Several popular e-commerce platforms are using editorial content as a part of their strategy. The obvious reason to focus on such a strategy is because people don’t buy things from a store daily, but they read and view content from their favorite sources daily— and if your store can also be that content provider, you’ll theoretically catch more sales.
Furthermore, the most effective push to get a product flying off the shelves is placement in the right blog or news source. But could an editorial source push its own content off shelves? Or is that a business model too incestous to work?
Well, folks are trying. Its hardly a trend yet, but Net á Porter and its brother company Mr. Porter have been toying with this model for a while, with upstarts like Refinery 29 following in their footsteps. And, to a more non-obvious degree, Fab.
But wIll these hybrid content/product platforms continue to rise? Is it even possible?
Let’s take Refinery29 as an example. It was essentially a blog from launch to 2 years in, with 100% of revenue coming from advertising, as to be expected. They’ve now added products for sale, accounting for 20% of revenue; they hope to grow it to 40%1. Can they make it happen?

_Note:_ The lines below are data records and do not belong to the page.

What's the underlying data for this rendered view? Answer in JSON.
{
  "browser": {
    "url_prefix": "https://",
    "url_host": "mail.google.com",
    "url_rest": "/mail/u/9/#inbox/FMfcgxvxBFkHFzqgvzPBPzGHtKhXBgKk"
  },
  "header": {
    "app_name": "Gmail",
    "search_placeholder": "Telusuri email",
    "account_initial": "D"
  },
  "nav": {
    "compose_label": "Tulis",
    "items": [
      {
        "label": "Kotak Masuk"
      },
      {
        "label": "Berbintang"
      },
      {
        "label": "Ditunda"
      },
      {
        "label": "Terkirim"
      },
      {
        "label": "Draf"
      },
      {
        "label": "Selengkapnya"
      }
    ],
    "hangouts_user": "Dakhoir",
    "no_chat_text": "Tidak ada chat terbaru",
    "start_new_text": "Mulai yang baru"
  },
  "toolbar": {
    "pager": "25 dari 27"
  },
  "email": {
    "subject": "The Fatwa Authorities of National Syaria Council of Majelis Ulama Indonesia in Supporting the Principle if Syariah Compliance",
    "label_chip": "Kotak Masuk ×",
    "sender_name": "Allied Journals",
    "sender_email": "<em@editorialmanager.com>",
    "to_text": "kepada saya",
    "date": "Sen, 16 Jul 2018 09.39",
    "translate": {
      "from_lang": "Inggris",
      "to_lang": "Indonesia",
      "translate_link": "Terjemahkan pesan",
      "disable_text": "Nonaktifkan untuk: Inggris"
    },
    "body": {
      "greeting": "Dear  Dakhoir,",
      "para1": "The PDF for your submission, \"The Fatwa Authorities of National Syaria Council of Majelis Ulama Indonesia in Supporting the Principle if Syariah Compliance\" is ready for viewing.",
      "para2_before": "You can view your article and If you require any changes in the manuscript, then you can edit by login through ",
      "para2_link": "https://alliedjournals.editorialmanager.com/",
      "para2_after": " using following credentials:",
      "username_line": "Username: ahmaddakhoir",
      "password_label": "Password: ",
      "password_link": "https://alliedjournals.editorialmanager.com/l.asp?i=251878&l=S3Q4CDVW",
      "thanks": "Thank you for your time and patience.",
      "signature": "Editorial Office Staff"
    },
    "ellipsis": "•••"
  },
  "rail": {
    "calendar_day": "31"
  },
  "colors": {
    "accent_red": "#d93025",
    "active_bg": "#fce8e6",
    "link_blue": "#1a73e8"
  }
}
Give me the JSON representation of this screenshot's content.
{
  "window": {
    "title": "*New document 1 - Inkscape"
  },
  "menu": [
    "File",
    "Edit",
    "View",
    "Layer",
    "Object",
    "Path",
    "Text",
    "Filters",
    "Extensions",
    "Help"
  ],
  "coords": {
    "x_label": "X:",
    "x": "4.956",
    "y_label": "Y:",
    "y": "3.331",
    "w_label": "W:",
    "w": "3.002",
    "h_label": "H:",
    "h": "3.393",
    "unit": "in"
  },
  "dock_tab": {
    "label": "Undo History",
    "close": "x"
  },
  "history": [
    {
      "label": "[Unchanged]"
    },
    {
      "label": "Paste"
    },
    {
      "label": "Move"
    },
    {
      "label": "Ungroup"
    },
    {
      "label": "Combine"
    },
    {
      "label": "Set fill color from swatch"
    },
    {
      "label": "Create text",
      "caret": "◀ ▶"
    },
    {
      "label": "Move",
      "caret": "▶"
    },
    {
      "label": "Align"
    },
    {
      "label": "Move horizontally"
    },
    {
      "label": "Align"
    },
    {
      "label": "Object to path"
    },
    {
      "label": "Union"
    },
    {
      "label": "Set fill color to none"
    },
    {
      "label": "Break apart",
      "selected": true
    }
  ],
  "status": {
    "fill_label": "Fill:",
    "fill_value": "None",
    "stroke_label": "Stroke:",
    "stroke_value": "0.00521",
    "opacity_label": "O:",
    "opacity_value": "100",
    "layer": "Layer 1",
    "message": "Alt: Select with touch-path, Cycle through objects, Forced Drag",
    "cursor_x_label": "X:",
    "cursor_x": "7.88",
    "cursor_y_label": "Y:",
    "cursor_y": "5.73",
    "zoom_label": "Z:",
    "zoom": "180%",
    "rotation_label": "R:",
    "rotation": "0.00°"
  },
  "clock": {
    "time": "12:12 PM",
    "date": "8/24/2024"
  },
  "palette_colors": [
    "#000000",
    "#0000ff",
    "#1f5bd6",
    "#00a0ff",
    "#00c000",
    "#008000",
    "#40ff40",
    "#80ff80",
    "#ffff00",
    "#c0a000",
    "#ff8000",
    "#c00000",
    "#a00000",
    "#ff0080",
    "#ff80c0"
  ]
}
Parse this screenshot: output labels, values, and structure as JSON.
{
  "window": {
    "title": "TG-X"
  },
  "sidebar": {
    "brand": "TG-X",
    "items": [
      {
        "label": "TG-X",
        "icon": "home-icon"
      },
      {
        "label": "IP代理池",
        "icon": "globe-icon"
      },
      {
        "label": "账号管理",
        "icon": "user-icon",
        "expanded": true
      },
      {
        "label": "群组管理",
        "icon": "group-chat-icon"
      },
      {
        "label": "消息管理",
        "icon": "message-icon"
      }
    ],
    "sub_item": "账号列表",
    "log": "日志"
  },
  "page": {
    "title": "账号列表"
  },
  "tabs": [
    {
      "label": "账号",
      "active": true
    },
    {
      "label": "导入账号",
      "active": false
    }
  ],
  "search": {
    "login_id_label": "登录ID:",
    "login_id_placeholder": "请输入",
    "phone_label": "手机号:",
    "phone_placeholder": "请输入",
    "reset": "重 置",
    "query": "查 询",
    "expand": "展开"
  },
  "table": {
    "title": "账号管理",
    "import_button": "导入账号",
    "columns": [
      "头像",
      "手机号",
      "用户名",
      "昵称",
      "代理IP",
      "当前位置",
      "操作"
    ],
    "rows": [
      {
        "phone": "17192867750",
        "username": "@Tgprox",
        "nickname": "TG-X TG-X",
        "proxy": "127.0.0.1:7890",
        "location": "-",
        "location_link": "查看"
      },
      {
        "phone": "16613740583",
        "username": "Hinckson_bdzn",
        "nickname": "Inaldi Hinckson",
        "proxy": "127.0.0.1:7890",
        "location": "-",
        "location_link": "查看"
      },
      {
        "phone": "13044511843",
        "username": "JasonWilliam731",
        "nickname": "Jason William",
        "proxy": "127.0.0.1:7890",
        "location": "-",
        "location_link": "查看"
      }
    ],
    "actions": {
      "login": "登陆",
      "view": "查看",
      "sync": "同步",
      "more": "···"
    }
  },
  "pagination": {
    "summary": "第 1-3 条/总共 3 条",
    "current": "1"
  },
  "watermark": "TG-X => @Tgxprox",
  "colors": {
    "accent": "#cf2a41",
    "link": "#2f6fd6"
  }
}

Well, here’s the kicker: the way people discover editorial vs. products is vastly different. The lion’s share of web editorial traffic comes from the sharing of links; maybe 10% of a sites visitors will be regulars, with the remaining 90% coming in via discovering the “hot" articles that the original 10% spread through social media, other blogs, email, etc. Conversely, shoppers discover products mostly via entering an online store through homepage and navigating from there; sharing a product page is a very rare occurrence. Just take a gander at your Facebook or Twitter feed and count the ratio of article/photo/video links shared vs. pages leading to products for sale. Yeah, super heavy on the former.
The outlier is Fab.com. They don’t produce “editorial" but people share their products as such. 50% of their page views and sales come from people sharing product pages — an extremely rare activity that only happens when, like Fab, you have products that are so unique people share them as conversation pieces, like they would with content. Fab’s product line tries to be 100% products like this. It works for them.
Not every e-retailer can have a Fab situation, unless they’re going for curated product lines from undiscovered designers creating flashy, avant-garde items, but that doesn’t meant that the next Amazon won’t be born out of this strategy. They key to making the content / product thing work, as with any situation when you meld disperate user habits into one funnel, is in understanding the nature of how people use, differently, each type of platform, and combining them in a way so that they work as yin and yang.